А Вера не может быть такой. В кругу знакомых она известна своей прямотой, жаждой активной деятельности. И в институт пошла в горный, избрав чисто мужскую специальность. С упорством воевала, чтобы ее зачислили на факультет, где готовились эксплуатационники — будущие горные мастера, начальники участков, горные инженеры.
— Слушайте, не для вас это! — мягко возражал ей профессор, председатель приемной комиссии, всю войну отработавший главным инженером на одной из североуральских шахт. — Народец-то в шахтах… Не бывали вы там? Иную смену ни минуты без этаких крепких словечек не обходится, потому что тяжеленько все же под землей людям. А там смотришь, найдутся этакие сорви головы, которые специально будут упражняться в матюках, едва вас завидят, да и… Разное под землей бывает…
— Ну, испугалась я их! — презрительно усмехнулась Вера. — Если хотите, я не хуже их могу ругаться, когда потребуется… Хотите?
Профессор с минуту удивленно смотрел на эту боевитую девчушку, в больших глазах которой мгновенно появились колючие, злые чертики, и неожиданно расхохотался…
Вероятно, он сделал все возможное для нее, настояв, чтобы Веру зачислили в группу маркшейдеров. И она согласилась, рассудив, что и маркшейдеру в шахте работы много.
…Приближающийся треск мотоцикла заставляет Веру оглянуться. Она видит, как Костя Воронов, бригадир из комбайновой лавы, мчится прямо на нее, но в полуметре делает залихватский крутой вираж, взметнув вихрь пыли, и останавливает машину шагах в четырех.
— Черт бешеный! — кричит Вера, оторопев. — А если бы у меня нервы были слабые?
— И лежал бы красивый труп на дороге, — улыбается Костя, не сходя с мотоцикла. — Садитесь, Верочка. Происходит похищение прекрасной девы по указанию секретаря партийной организации шахты. Во-он ждет!
У ворот шахтной территории стоит Александр Владимирович Сойченко. Он машет рукой: давайте живей…
— Кричали — не помогает, — продвигая вперед мотоцикл, говорит Костя. — А Александру Владимировичу Верочка во как нужна! Ну-с, занимайте багажное место!
Александр Владимирович Сойченко с любопытством смотрит на сверкнувшие при развороте мотоцикла Верины колени, про себя думает: «Ну и мода пошла у молодых…»

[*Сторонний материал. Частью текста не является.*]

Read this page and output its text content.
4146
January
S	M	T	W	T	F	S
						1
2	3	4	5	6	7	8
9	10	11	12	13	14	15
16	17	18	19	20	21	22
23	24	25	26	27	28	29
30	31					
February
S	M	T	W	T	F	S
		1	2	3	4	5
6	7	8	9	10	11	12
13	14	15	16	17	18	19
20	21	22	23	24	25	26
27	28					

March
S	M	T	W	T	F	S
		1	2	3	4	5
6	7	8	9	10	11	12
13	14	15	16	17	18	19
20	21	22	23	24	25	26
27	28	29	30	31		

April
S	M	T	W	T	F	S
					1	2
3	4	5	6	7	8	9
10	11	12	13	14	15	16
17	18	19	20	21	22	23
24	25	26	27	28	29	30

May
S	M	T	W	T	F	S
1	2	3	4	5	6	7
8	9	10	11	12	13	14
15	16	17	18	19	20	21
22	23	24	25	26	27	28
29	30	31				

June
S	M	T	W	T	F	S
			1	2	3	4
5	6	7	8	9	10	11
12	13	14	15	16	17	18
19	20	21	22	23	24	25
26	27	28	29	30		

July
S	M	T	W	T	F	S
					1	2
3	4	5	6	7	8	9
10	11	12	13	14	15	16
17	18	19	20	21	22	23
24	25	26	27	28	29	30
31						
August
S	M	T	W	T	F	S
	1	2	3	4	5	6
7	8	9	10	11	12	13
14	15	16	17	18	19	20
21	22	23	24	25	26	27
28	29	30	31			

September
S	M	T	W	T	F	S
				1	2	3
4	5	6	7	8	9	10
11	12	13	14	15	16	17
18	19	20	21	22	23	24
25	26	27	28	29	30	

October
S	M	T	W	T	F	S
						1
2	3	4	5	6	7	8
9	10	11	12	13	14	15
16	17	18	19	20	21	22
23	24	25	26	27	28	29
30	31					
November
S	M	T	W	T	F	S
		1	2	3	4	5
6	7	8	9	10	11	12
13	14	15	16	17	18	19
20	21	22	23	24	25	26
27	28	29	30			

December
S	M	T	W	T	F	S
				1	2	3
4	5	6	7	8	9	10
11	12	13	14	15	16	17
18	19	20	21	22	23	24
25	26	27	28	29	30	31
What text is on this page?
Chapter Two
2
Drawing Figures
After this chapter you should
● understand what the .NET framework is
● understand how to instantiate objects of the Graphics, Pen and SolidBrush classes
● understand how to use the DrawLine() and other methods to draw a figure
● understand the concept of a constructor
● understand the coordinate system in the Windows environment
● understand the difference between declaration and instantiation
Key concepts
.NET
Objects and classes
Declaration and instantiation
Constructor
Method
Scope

А вслух говорит с легкой досадой:
— Извини, что вернул, но дело, видишь ли, такое… В горкоме в понедельник утром секретарей собирают — рассматривается вопрос об антирелигиозной пропаганде. Я не в курсе, чем сегодняшние ваши беседы закончились… Вопросы, какие задавали люди, претензии, может быть, есть к нам… Как и в прошлый раз шесть человек ходило?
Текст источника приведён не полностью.